I allude to something I never believed, myself, in my memory. It has always been empty, it seems. Perhaps once there was a fullness there. Here.’ Her hand hovered over her breast, stomach. ‘And then when the light came, and the tide was fair, my father spoke. He stood up, towards the shoreline, where there was still a little smoke. The donkeys were being unloaded, things thrown into a little rowboat, and the sail on the coaster was flapping and there we were, preparing to leave and flee France. Our world. It had broken that quickly. And my father picked up a bag and let it fall. Then he saw me. And he picked me up and held me up to the line of shore where the smoke was and said: “Why couldn’t you take her? Take her instead. Not my boy, not my son. I could better have spared her.” His fingers were tight and hard as they gripped me.

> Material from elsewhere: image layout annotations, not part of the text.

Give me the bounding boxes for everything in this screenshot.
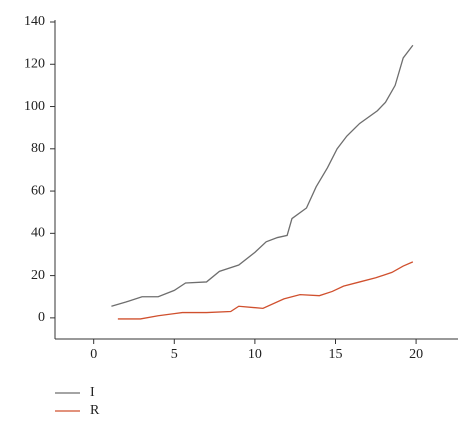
y-tick-label: 60 [31,183,45,198]
line-series [117,261,414,320]
x-tick-label: 0 [90,347,97,362]
y-tick-label: 100 [24,99,45,114]
y-tick-label: 120 [24,56,45,71]
x-tick-label: 5 [171,347,178,362]
legend-label: R [90,403,100,418]
y-tick-label: 40 [31,226,45,241]
y-tick-label: 80 [31,141,45,156]
line-series [111,44,414,307]
y-tick-label: 0 [38,310,45,325]
x-tick-label: 10 [248,347,262,362]
y-tick-label: 20 [31,268,45,283]
y-tick-label: 140 [24,14,45,29]
x-tick-label: 20 [409,347,423,362]
x-tick-label: 15 [328,347,342,362]
legend-label: I [90,385,95,400]
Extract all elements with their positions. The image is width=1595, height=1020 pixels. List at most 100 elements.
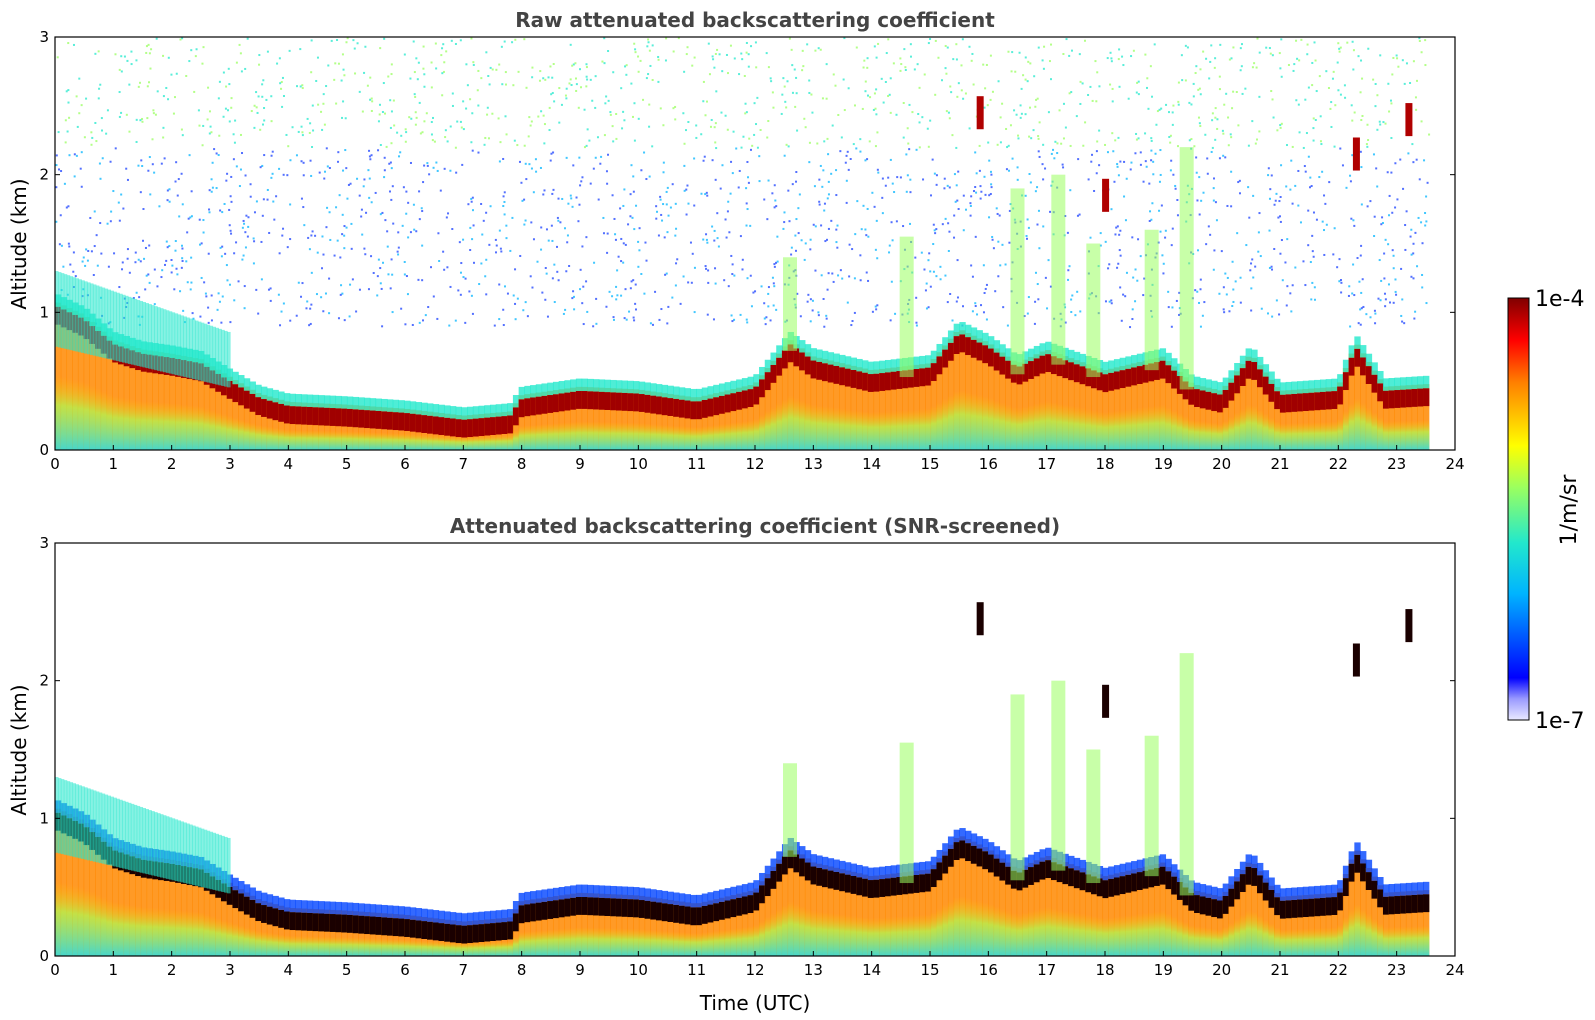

My mother didn’t say anything. She was still weeping. Perhaps she agreed, I don’t know. After that he put me down quite softly on the sand. And then we sailed, and we were lucky, we escaped, and others followed, as you know, coming to England, and settled. Made welcome, except when hated. What a moral story. We settled at Canterbury first. That was where I first sat down, and looked at what life had shown me.’